Over the next weeks, Rosenberg scarcely thought about anything else. The worry became so intense that life before Natey Klein suddenly seemed wonderfully simple and placid and manageable—sad daughter, autistic grandson, and all. What the hell was I thinking? Rosenberg asked himself. Ten or twelve times he picked up the phone to call Natey to ask how the “good thing” was going, but each time he hung up. To show nervousness about his money would seem unmanly.
Rosenberg also began to wonder why Natey Klein was doing Rosenberg this grand favor. What was in it for him, apart from showing what a powerful operator he was? And then a frightening idea occurred to Rosenberg. What might have been in it for Natey was, just possibly, revenge. Nathan Klein was going to take Ronald Rosenberg for a hundred grand for not coming to his aid during his summer of torment at Camp Ojibwa.
Hadn’t he all but told Rosenberg that this was what he was doing—with his rehearsal of his misery of those awful days, mentioning that he didn’t usually take on small-potatoes clients like him, not bothering to fill him in on the good thing he had lined up for him? A hundred grand down the crapper! God! How was Rosenberg going to explain this to Arlene?
The more Rosenberg thought about it, the more certain he became that Natey had decided to bilk him out of his money. In bed, sleepless, he imagined different scenes in which Natey told him that things hadn’t worked out, that the good thing turned out to be a rotten thing. He imagined Natey, behind his desk, with a sly smile, saying, “Way it goes, Ronnie. Sorry. Better luck next time, pal.”

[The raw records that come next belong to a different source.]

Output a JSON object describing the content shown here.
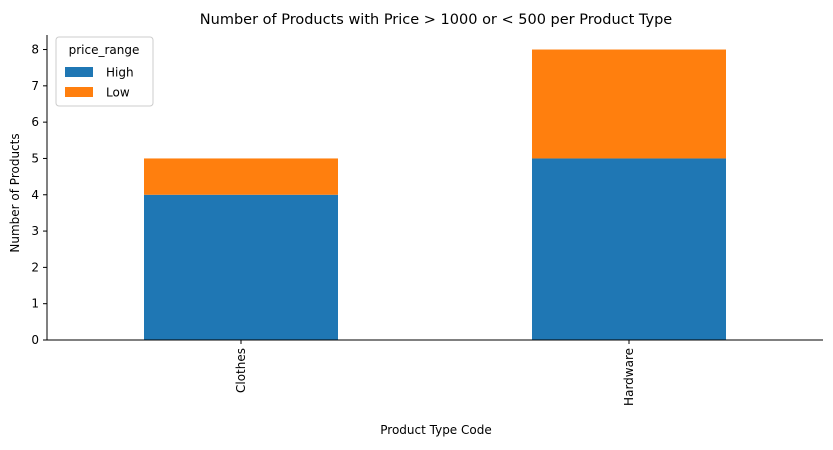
{
  "chart_data": {
    "type": "bar",
    "stacked": true,
    "title": "Number of Products with Price > 1000 or < 500 per Product Type",
    "xlabel": "Product Type Code",
    "ylabel": "Number of Products",
    "categories": [
      "Clothes",
      "Hardware"
    ],
    "series": [
      {
        "name": "High",
        "values": [
          4,
          5
        ],
        "color": "#1f77b4"
      },
      {
        "name": "Low",
        "values": [
          1,
          3
        ],
        "color": "#ff7f0e"
      }
    ],
    "ylim": [
      0,
      8.4
    ],
    "yticks": [
      0,
      1,
      2,
      3,
      4,
      5,
      6,
      7,
      8
    ],
    "legend": {
      "title": "price_range",
      "position": "top-left"
    },
    "grid": false
  }
}
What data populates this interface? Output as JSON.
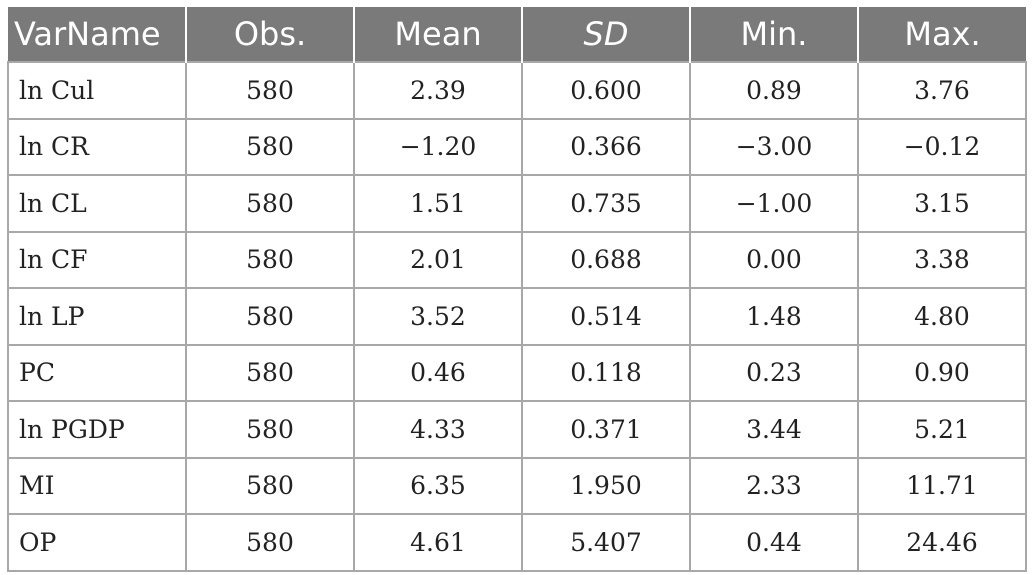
{
  "table": {
    "headers": [
      "VarName",
      "Obs.",
      "Mean",
      "SD",
      "Min.",
      "Max."
    ],
    "rows": [
      [
        "ln Cul",
        "580",
        "2.39",
        "0.600",
        "0.89",
        "3.76"
      ],
      [
        "ln CR",
        "580",
        "−1.20",
        "0.366",
        "−3.00",
        "−0.12"
      ],
      [
        "ln CL",
        "580",
        "1.51",
        "0.735",
        "−1.00",
        "3.15"
      ],
      [
        "ln CF",
        "580",
        "2.01",
        "0.688",
        "0.00",
        "3.38"
      ],
      [
        "ln LP",
        "580",
        "3.52",
        "0.514",
        "1.48",
        "4.80"
      ],
      [
        "PC",
        "580",
        "0.46",
        "0.118",
        "0.23",
        "0.90"
      ],
      [
        "ln PGDP",
        "580",
        "4.33",
        "0.371",
        "3.44",
        "5.21"
      ],
      [
        "MI",
        "580",
        "6.35",
        "1.950",
        "2.33",
        "11.71"
      ],
      [
        "OP",
        "580",
        "4.61",
        "5.407",
        "0.44",
        "24.46"
      ]
    ]
  },
  "colors": {
    "header_bg": "#7a7a7a",
    "header_text": "#ffffff",
    "grid": "#a8a8a8",
    "cell_text": "#222222"
  }
}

Roughly five weeks after he had handed over his certified check to Natey, on a Tuesday morning, a little after ten o’clock, a woman’s voice asked him to please hold for Mr. Nathan Klein.
“Ron,” Natey said, “some disappointing news. Can you drop over later this morning? I’ll explain.”

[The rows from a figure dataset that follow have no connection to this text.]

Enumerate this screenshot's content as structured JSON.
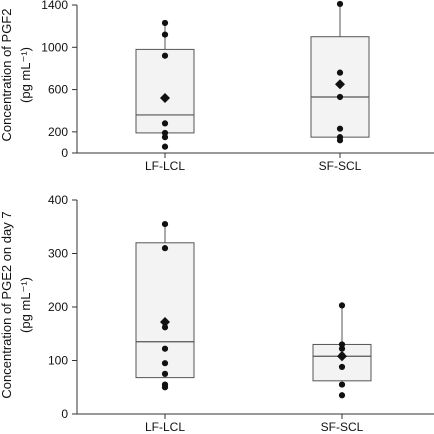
{
  "chart_data": [
    {
      "type": "box",
      "ylabel_line1": "Concentration of PGF2",
      "ylabel_line2": "(pg mL⁻¹)",
      "yticks": [
        0,
        200,
        600,
        1000,
        1400
      ],
      "tick_labels": [
        "0",
        "200",
        "600",
        "1000",
        "1400"
      ],
      "ylim": [
        0,
        1400
      ],
      "categories": [
        "LF-LCL",
        "SF-SCL"
      ],
      "boxes": [
        {
          "q1": 190,
          "median": 360,
          "q3": 980,
          "whisker_low": 190,
          "whisker_high": 1230,
          "mean": 520,
          "points": [
            1230,
            1120,
            920,
            520,
            280,
            190,
            150,
            60
          ]
        },
        {
          "q1": 150,
          "median": 530,
          "q3": 1100,
          "whisker_low": 150,
          "whisker_high": 1410,
          "mean": 650,
          "points": [
            1410,
            760,
            650,
            530,
            230,
            150,
            120
          ]
        }
      ]
    },
    {
      "type": "box",
      "ylabel_line1": "Concentration of PGE2 on day 7",
      "ylabel_line2": "(pg mL⁻¹)",
      "yticks": [
        0,
        100,
        200,
        300,
        400
      ],
      "tick_labels": [
        "0",
        "100",
        "200",
        "300",
        "400"
      ],
      "ylim": [
        0,
        400
      ],
      "categories": [
        "LF-LCL",
        "SF-SCL"
      ],
      "boxes": [
        {
          "q1": 68,
          "median": 135,
          "q3": 320,
          "whisker_low": 68,
          "whisker_high": 355,
          "mean": 172,
          "points": [
            355,
            310,
            172,
            162,
            122,
            95,
            75,
            55,
            50
          ]
        },
        {
          "q1": 62,
          "median": 108,
          "q3": 130,
          "whisker_low": 62,
          "whisker_high": 203,
          "mean": 108,
          "points": [
            203,
            130,
            122,
            110,
            88,
            55,
            35
          ]
        }
      ]
    }
  ]
}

Well, thought Rosenberg, the shoe had fallen; hell, make that the guillotine blade. He hailed a cab, and on the way over to Natey Klein’s office wondered just how much of his money had been blown away: a third, half, all of it?
Natey didn’t get up from his desk this time when Rosenberg entered his office. He had his suit jacket on. Behind his black-frame glasses he had a dour look.
“Sit, Ron. I’ll explain,” he said.
“How much did I lose?” Rosenberg asked.
Natey didn’t answer but took an envelope from the top of his desk and handed it to Rosenberg.
“Open,” he said.
The envelope contained a check. Rosenberg put on his own glasses to read the sum. The check was made out for $100,287.26. He exhaled.
“Pathetic, I know,” Natey said. “I was hoping it would be a check for at least a hundred and fifty grand, maybe two hundred. The action we had figured on for the stock never turned up. It was a fizzle, a wash. Sometimes happens.”
Rosenberg was trying to hide his relief. Everything ventured, at least nothing lost, he thought. After the anxiety of the past weeks, nothing lost felt like pure triumph.
“I was hoping to make a nice little score for you, Ron,” Natey said. “First because I sensed you could use the dough. And second I guess because I wanted to impress you, to show you that the pisher from Cabin Three at Camp Ojibwa was now a serious player.”
“Don’t worry about it, Natey,” Rosenberg said. “I appreciate your effort on my behalf.”
“If another good thing turns up, I’ll get back to you pronto. Promise.”
“Sure,” said Rosenberg, “that’ll be great.”
Natey stood up, leaned over his desk, and held out his hand. Rosenberg shook Natey’s small soft hand, noting the clunky Rolex on his wrist.
Out on LaSalle Street, Rosenberg felt himself grinning. He touched the left breast of his suit jacket, the inside pocket of which held his check from the Hawthorne Fund. $287.26 profit for five of the worst weeks of his life: For all his anguish that came to a little more than fifty bucks a week. Easy money! Back at the office, he instructed his secretary that if a man named Nathan Klein should ever call, she was to tell him that Mr. Ronald Rosenberg had died.